All told, about half of the plans sold on HealthCare.gov and the other new insurance exchanges in 2014 were “narrow networks,” McKinsey found.

On a broad scale, there’s no reason to think that patients would be negatively affected. A number of studies have found that there’s not much connection between provider choice and patient outcomes. Drew Harris at the Jefferson School of Population Health even suggests that a narrow network could lead to better provider teamwork — and potentially better care.

And the thing is — as patients were briefed on the concept behind narrow networks, they grew to like them. According to a Kaiser Family Foundation tracking poll in February, most would-be exchange customers preferred narrow networks after they were told they could reduce their health spending by 25%.

Patient Pushback and Peeved Plaintiffs

But the vision of narrow networks is encountering a more troublesome reality. In California, hundreds of residents have filed complaints against Anthem Blue Cross and Blue Shield of California, suggesting that the provider lists provided by Covered California are at best inaccurate and at worst misleading.

“I thought I had done everything right, and it’s been awful,” one cancer patient told Chad Terhune of the Los Angeles Times, after receiving an $8,000 bill. “How am I going to come up with that much money?”

A number of patients in remote areas also say they’ve had problems finding specialists who take their new insurance.

Having been hit by unexpected bills, some unhappy patients have turned to the courts to try and seek resolution.

A class-action lawsuit filed in May charges that individuals who purchased PPO plans from Blue Shield were misled by the number of providers who would actually be covered.

The plaintiffs specifically allege that they received numerous medical treatments this year between January and March but later discovered — thanks to exorbitant out-of-pocket spending — that their providers were not covered under their network.

(It’s not just patients who are suing, either. In Washington state, a lawsuit over whether Seattle Children’s Hospital was unfairly excluded from narrow-network plans has dragged on for months.)

The broad surge in complaints has spurred regulators to get involved.

California’s Department of Managed Health Care is in the middle of a two-month investigation into the accuracy of provider lists provided by Anthem Blue Cross and Blue Shield of California. (See this California Healthline roundup for more detail.)

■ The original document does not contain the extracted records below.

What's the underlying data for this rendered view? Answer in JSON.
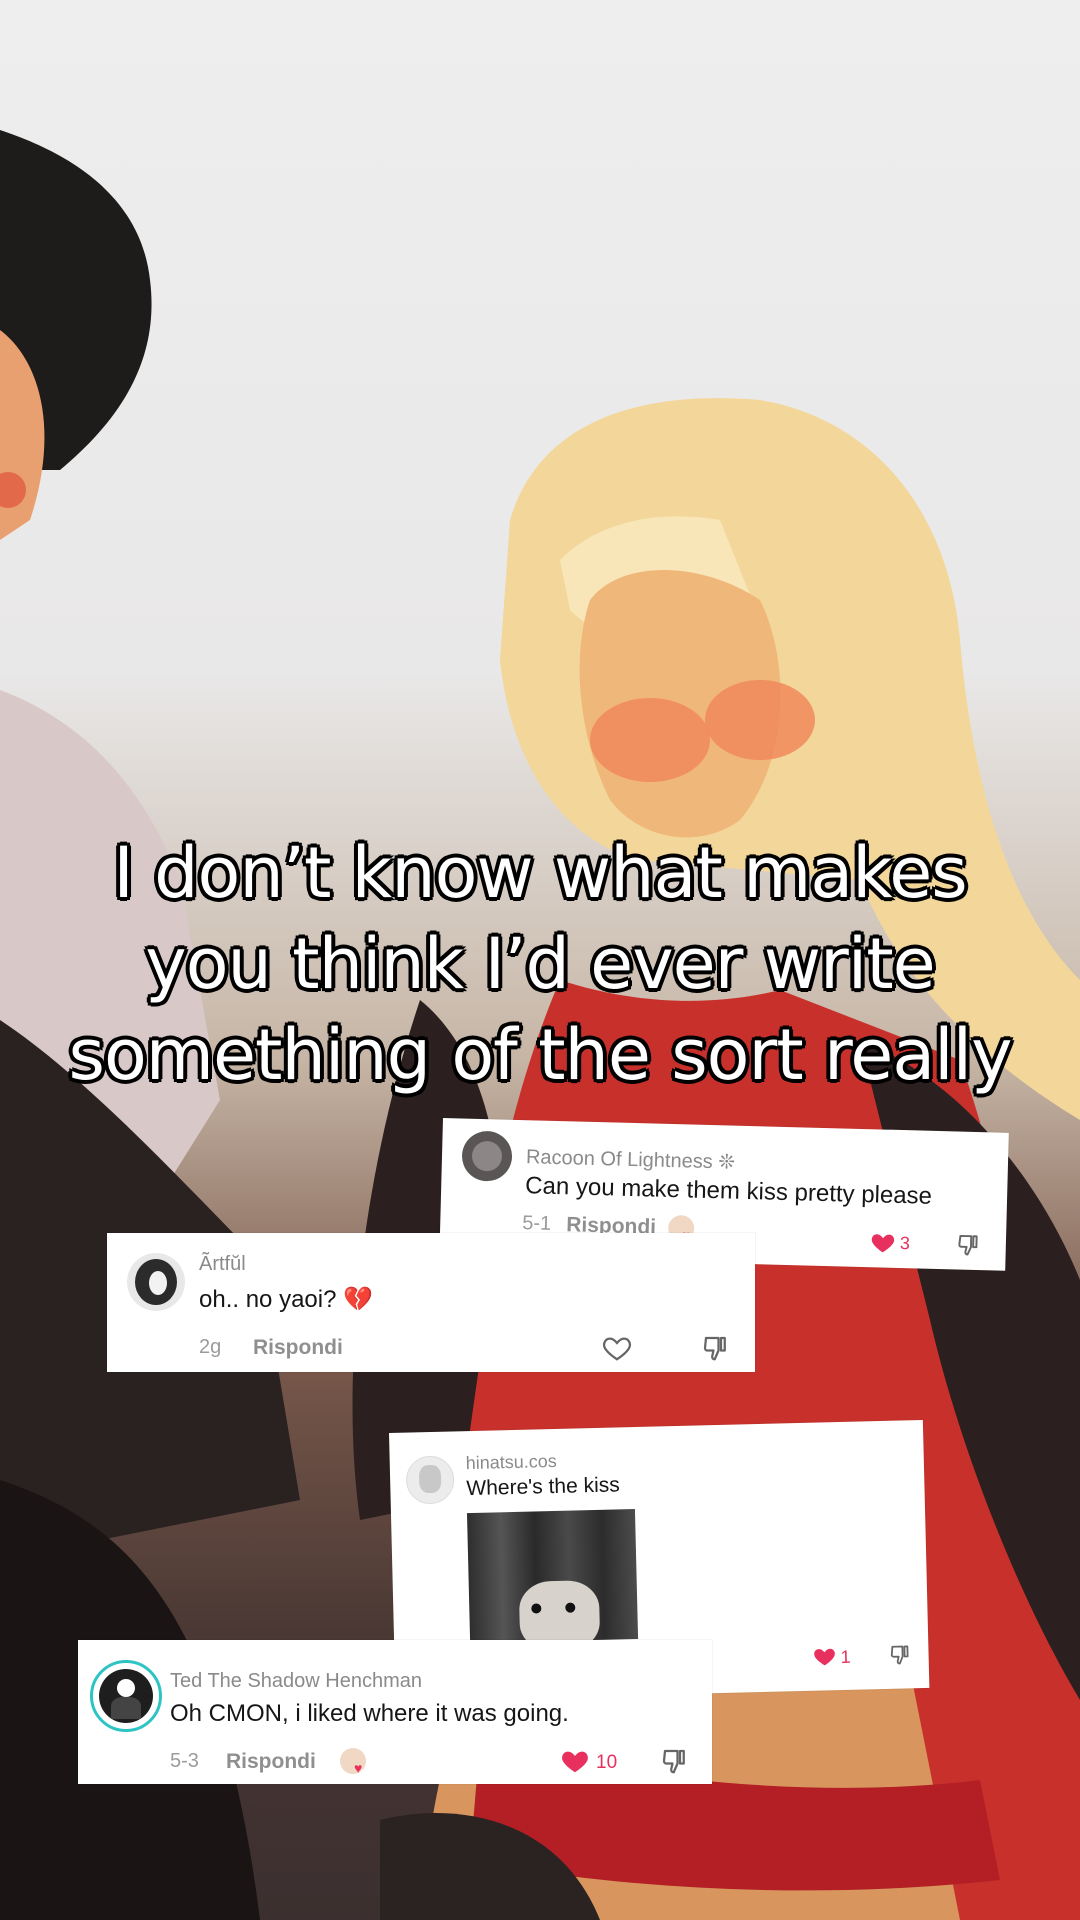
{
  "caption": {
    "lines": [
      "I don’t know what makes",
      "you think I’d ever write",
      "something of the sort really"
    ]
  },
  "comments": [
    {
      "username": "Racoon Of Lightness ❊",
      "text": "Can you make them kiss pretty please",
      "date": "5-1",
      "reply": "Rispondi",
      "likes": "3",
      "liked": true
    },
    {
      "username": "Ãrtfŭl",
      "text": "oh.. no yaoi? 💔",
      "date": "2g",
      "reply": "Rispondi",
      "liked": false
    },
    {
      "username": "hinatsu.cos",
      "text": "Where's the kiss",
      "likes": "1",
      "liked": true
    },
    {
      "username": "Ted The Shadow Henchman",
      "text": "Oh CMON, i liked where it was going.",
      "date": "5-3",
      "reply": "Rispondi",
      "likes": "10",
      "liked": true
    }
  ],
  "colors": {
    "like": "#e8305e",
    "muted": "#8f8f8f"
  }
}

“There’s always going to be bumps along the way,” acknowledged Shelley Rouillard, DMHC’s director, “but the consumers who are purchasing coverage need to know that what they’re buying is really being advertised correctly.”

The findings won’t be released for several weeks, but according to a DMHC spokesperson, the department’s initial investigation “gave us good cause to believe there are violations of the law.”

Around the nation

Here’s a quick look at what else is making news on the road to reform.

CMS will examine whether Medicaid beneficiaries can find care: In a first, the agency plans to conduct national research into whether providers are accepting (or avoiding) patients covered by Medicaid, Virgil Dickson writes at Modern Healthcare.

Health care is more than care delivery: According to Elizabeth Bradley and Lauren Anne Taylor, authors of “The American Health Care Paradox: Why Spending More Is Getting Us Less,” ignoring the social welfare — like nutritional programs and housing assistance — contributes to long-term health problems and the nation’s higher spending.

How one insurer is trying to tamp down cancer spending: The Washington Post‘s Jason Millman examines United Healthcare’s bundled-payment pilot program, finding that it successfully reined in overall costs…but surprisingly raised spending on chemotherapy drugs.